Les carrés latins quantiques ont été rapidement adoptés par une communauté de physiciens théoriciens et de mathématiciens intéressés par leurs propriétés inhabituelles. L’année dernière, les physiciens mathématiciens français Ion Nechita et Jordi Pillet ont créé une version quantique du Sudoku — SudoQ. Au lieu d’utiliser les entiers de 0 à 9, dans SudoQ, les lignes, les colonnes et les sous-carrés ont chacun neuf vecteurs perpendiculaires.
Ces avancées ont conduit Adam Burchardt, chercheur postdoctoral à l’Université Jagellonne en Pologne, et ses collègues à réexaminer le vieux puzzle d’Euler sur les 36 officiers. Et si, se demandaient-ils, les officiers d’Euler étaient devenus quantiques ?
Dans la version classique du problème, chaque entrée est un officier avec un grade et un régiment bien définis. Il est utile de concevoir les 36 officiers comme des pièces d’échecs colorées, dont le rang peut être le roi, la reine, la tour, l’évêque, le chevalier ou le pion, et dont le régiment est représenté par le rouge, l’orange, le jaune, le vert, le bleu ou le violet. Mais dans la version quantique, les officiers sont formés à partir de superpositions de grades et de régiments. Un officier pourrait être une superposition d’un roi rouge et d’une reine orange, par exemple.
De manière critique, les états quantiques qui composent ces officiers ont une relation spéciale appelée intrication, qui implique une corrélation entre différentes entités. Si un roi rouge est empêtré avec une reine orange, par exemple, alors même si le roi et la reine sont tous les deux dans des superpositions de plusieurs régiments, observer que le roi est rouge vous indique immédiatement que la reine est orange. C’est à cause de la nature particulière de l’enchevêtrement que les officiers le long de chaque ligne peuvent tous être perpendiculaires.
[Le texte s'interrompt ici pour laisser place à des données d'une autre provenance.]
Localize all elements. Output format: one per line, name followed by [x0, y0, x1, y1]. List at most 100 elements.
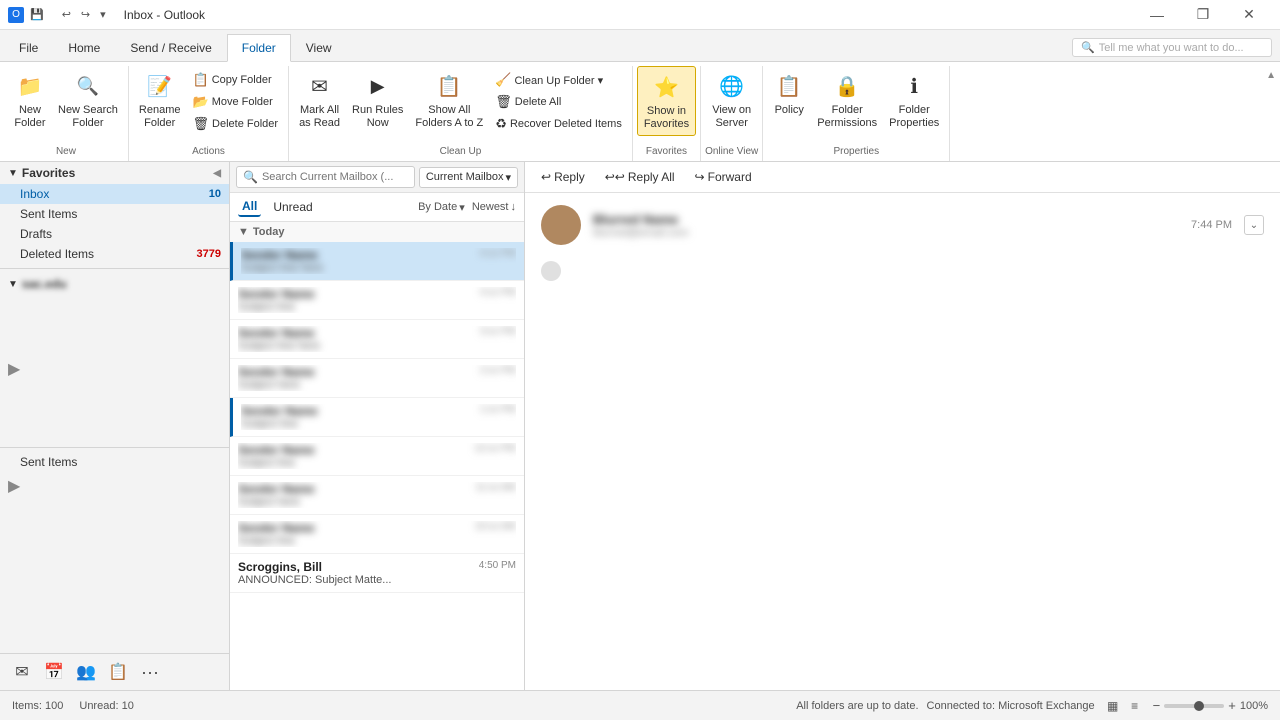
message-time-8: 10:xx AM: [475, 521, 516, 535]
reply-all-button[interactable]: ↩↩ Reply All: [597, 166, 683, 188]
sidebar-item-6[interactable]: [0, 403, 229, 423]
search-input[interactable]: [262, 171, 408, 183]
rename-folder-button[interactable]: 📝 RenameFolder: [133, 66, 187, 134]
new-folder-button[interactable]: 📁 NewFolder: [8, 66, 52, 134]
nav-calendar-button[interactable]: 📅: [40, 658, 68, 686]
message-subject-5: Subject line: [241, 418, 516, 430]
inbox-label: Inbox: [20, 187, 209, 201]
reading-toolbar: ↩ Reply ↩↩ Reply All ↪ Forward: [525, 162, 1280, 193]
reply-button[interactable]: ↩ Reply: [533, 166, 593, 188]
show-all-folders-icon: 📋: [433, 70, 465, 102]
zoom-slider[interactable]: [1164, 704, 1224, 708]
nav-tasks-button[interactable]: 📋: [104, 658, 132, 686]
sidebar-collapse-button[interactable]: ◀: [213, 168, 221, 179]
folder-properties-button[interactable]: ℹ FolderProperties: [883, 66, 945, 134]
new-folder-label: NewFolder: [14, 104, 45, 130]
ribbon-group-actions-items: 📝 RenameFolder 📋 Copy Folder 📂 Move Fold…: [133, 66, 284, 146]
new-search-folder-button[interactable]: 🔍 New SearchFolder: [52, 66, 124, 134]
filter-unread-button[interactable]: Unread: [269, 198, 316, 216]
message-item-2[interactable]: Sender Name 4:xx PM Subject line: [230, 281, 524, 320]
message-item-8[interactable]: Sender Name 10:xx AM Subject line: [230, 515, 524, 554]
restore-button[interactable]: ❐: [1180, 0, 1226, 30]
sidebar-item-5[interactable]: [0, 383, 229, 403]
policy-button[interactable]: 📋 Policy: [767, 66, 811, 121]
recover-deleted-button[interactable]: ♻ Recover Deleted Items: [491, 114, 626, 134]
message-list-scroll[interactable]: ▼ Today Sender Name 4:xx PM Subject line…: [230, 222, 524, 690]
recover-deleted-label: Recover Deleted Items: [510, 118, 622, 130]
message-item-7[interactable]: Sender Name 11:xx AM Subject here: [230, 476, 524, 515]
sidebar-item-inbox[interactable]: Inbox 10: [0, 184, 229, 204]
delete-folder-label: Delete Folder: [212, 118, 278, 130]
sidebar-expand-row[interactable]: ▶: [0, 355, 229, 383]
sort-selector[interactable]: By Date ▾ Newest ↓: [418, 201, 516, 214]
delete-folder-icon: 🗑: [193, 116, 210, 132]
ribbon-group-new-items: 📁 NewFolder 🔍 New SearchFolder: [8, 66, 124, 146]
nav-mail-button[interactable]: ✉: [8, 658, 36, 686]
sidebar-item-sent-items[interactable]: Sent Items: [0, 204, 229, 224]
nav-people-button[interactable]: 👥: [72, 658, 100, 686]
sidebar-expand-row-2[interactable]: ▶: [0, 472, 229, 500]
move-folder-button[interactable]: 📂 Move Folder: [189, 92, 283, 112]
tab-file[interactable]: File: [4, 33, 53, 61]
sidebar-item-sent-bottom[interactable]: Sent Items: [0, 452, 229, 472]
message-item-4[interactable]: Sender Name 2:xx PM Subject here: [230, 359, 524, 398]
expand-details-button[interactable]: ⌄: [1244, 215, 1264, 235]
zoom-out-button[interactable]: −: [1153, 698, 1161, 713]
view-on-server-icon: 🌐: [716, 70, 748, 102]
delete-all-button[interactable]: 🗑 Delete All: [491, 92, 626, 112]
new-folder-icon: 📁: [14, 70, 46, 102]
search-scope-selector[interactable]: Current Mailbox ▾: [419, 167, 518, 188]
copy-folder-button[interactable]: 📋 Copy Folder: [189, 70, 283, 90]
deleted-items-count: 3779: [197, 248, 221, 260]
sidebar-sub-item-2[interactable]: [0, 315, 229, 335]
message-sender-3: Sender Name: [238, 326, 328, 340]
search-box-icon: 🔍: [243, 170, 258, 184]
view-on-server-button[interactable]: 🌐 View onServer: [706, 66, 757, 134]
tab-folder[interactable]: Folder: [227, 34, 291, 62]
nav-more-button[interactable]: ···: [136, 658, 164, 686]
forward-button[interactable]: ↪ Forward: [687, 166, 760, 188]
sidebar-item-drafts[interactable]: Drafts: [0, 224, 229, 244]
filter-all-button[interactable]: All: [238, 197, 261, 217]
ribbon-group-cleanup-label: Clean Up: [440, 146, 482, 161]
sidebar-sub-item-1[interactable]: [0, 295, 229, 315]
message-content-scroggins: Scroggins, Bill 4:50 PM ANNOUNCED: Subje…: [238, 560, 516, 586]
message-subject-scroggins: ANNOUNCED: Subject Matte...: [238, 574, 516, 586]
tab-send-receive[interactable]: Send / Receive: [115, 33, 226, 61]
zoom-in-button[interactable]: +: [1228, 698, 1236, 713]
message-time-6: 12:xx PM: [474, 443, 516, 457]
sidebar-item-7[interactable]: [0, 423, 229, 443]
ribbon-collapse-button[interactable]: ▲: [1266, 70, 1276, 81]
view-mode-2-button[interactable]: ≡: [1125, 696, 1145, 716]
message-item-1[interactable]: Sender Name 4:xx PM Subject line here: [230, 242, 524, 281]
message-item-scroggins[interactable]: Scroggins, Bill 4:50 PM ANNOUNCED: Subje…: [230, 554, 524, 593]
folder-permissions-button[interactable]: 🔒 FolderPermissions: [811, 66, 883, 134]
close-button[interactable]: ✕: [1226, 0, 1272, 30]
window-title: Inbox - Outlook: [124, 8, 205, 22]
tab-view[interactable]: View: [291, 33, 347, 61]
run-rules-now-button[interactable]: ▶ Run RulesNow: [346, 66, 409, 134]
reply-icon: ↩: [541, 170, 551, 184]
message-item-5[interactable]: Sender Name 1:xx PM Subject line: [230, 398, 524, 437]
order-label: Newest: [472, 201, 509, 213]
message-item-6[interactable]: Sender Name 12:xx PM Subject line: [230, 437, 524, 476]
view-mode-1-button[interactable]: ▦: [1103, 696, 1123, 716]
mark-all-as-read-button[interactable]: ✉ Mark Allas Read: [293, 66, 346, 134]
search-box[interactable]: 🔍: [236, 166, 415, 188]
message-item-3[interactable]: Sender Name 3:xx PM Subject line here: [230, 320, 524, 359]
sidebar-item-deleted-items[interactable]: Deleted Items 3779: [0, 244, 229, 264]
delete-folder-button[interactable]: 🗑 Delete Folder: [189, 114, 283, 134]
ribbon-search-box[interactable]: 🔍 Tell me what you want to do...: [1072, 38, 1272, 57]
show-all-folders-button[interactable]: 📋 Show AllFolders A to Z: [409, 66, 489, 134]
message-time-2: 4:xx PM: [480, 287, 516, 301]
message-content-1: Sender Name 4:xx PM Subject line here: [241, 248, 516, 274]
minimize-button[interactable]: —: [1134, 0, 1180, 30]
message-time-5: 1:xx PM: [480, 404, 516, 418]
tab-home[interactable]: Home: [53, 33, 115, 61]
clean-up-folder-button[interactable]: 🧹 Clean Up Folder ▾: [491, 70, 626, 90]
account-section-header[interactable]: ▼ sac.edu: [0, 273, 229, 295]
sidebar-sub-item-3[interactable]: [0, 335, 229, 355]
show-in-favorites-button[interactable]: ⭐ Show inFavorites: [637, 66, 696, 136]
title-bar-left: O 💾 ↩ ↪ ▾ Inbox - Outlook: [8, 7, 205, 23]
favorites-section-header[interactable]: ▼ Favorites ◀: [0, 162, 229, 184]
La théorie semblait fonctionner, mais pour la prouver, les auteurs ont dû construire un réseau 6 par 6 rempli d’officiers quantiques. Un grand nombre de configurations et d’enchevêtrements possibles signifiait qu’ils devaient s’appuyer sur l’aide d’un ordinateur. Les chercheurs ont branché une quasi-solution classique (un arrangement de 36 officiers classiques avec seulement quelques répétitions de grades et de régiments dans une rangée ou une colonne) et ont appliqué un algorithme qui a modifié l’arrangement vers une véritable solution quantique. L’algorithme fonctionne un peu comme résoudre un Rubik’s Cube avec force brute, où vous fixez la première ligne, puis la première colonne, la deuxième colonne et ainsi de suite. Lorsqu’ils ont répété l’algorithme encore et encore, le tableau de puzzle s’est rapproché de plus en plus d’une véritable solution. Finalement, les chercheurs ont atteint un point où ils ont pu voir le motif et remplir à la main les quelques entrées restantes.
En un sens, Euler s’est trompé, même s’il ne pouvait pas savoir, au 18ème siècle, la possibilité d’officiers quantiques.
« Ils ferment le livre sur ce problème, ce qui est déjà très agréable », a déclaré Nechita. « C’est un très beau résultat, et j’aime la façon dont ils l’obtiennent. »
Une caractéristique surprenante de leur solution, selon le co-auteur Suhail Rather, physicien à l’Indian Institute of Technology Madras à Chennai, était que les grades d’officiers ne sont enchevêtrés qu’avec des grades adjacents (rois avec reines, tours avec fous, chevaliers avec pions) et régiments. avec les régiments voisins. Une autre surprise a été les coefficients qui apparaissent dans les entrées du carré latin quantique. Ces coefficients sont des nombres qui vous indiquent, essentiellement, le poids à accorder à différents termes dans une superposition. Curieusement, le rapport des coefficients sur lequel l’algorithme a atterri était Φ, soit 1,618…, le fameux nombre d’or.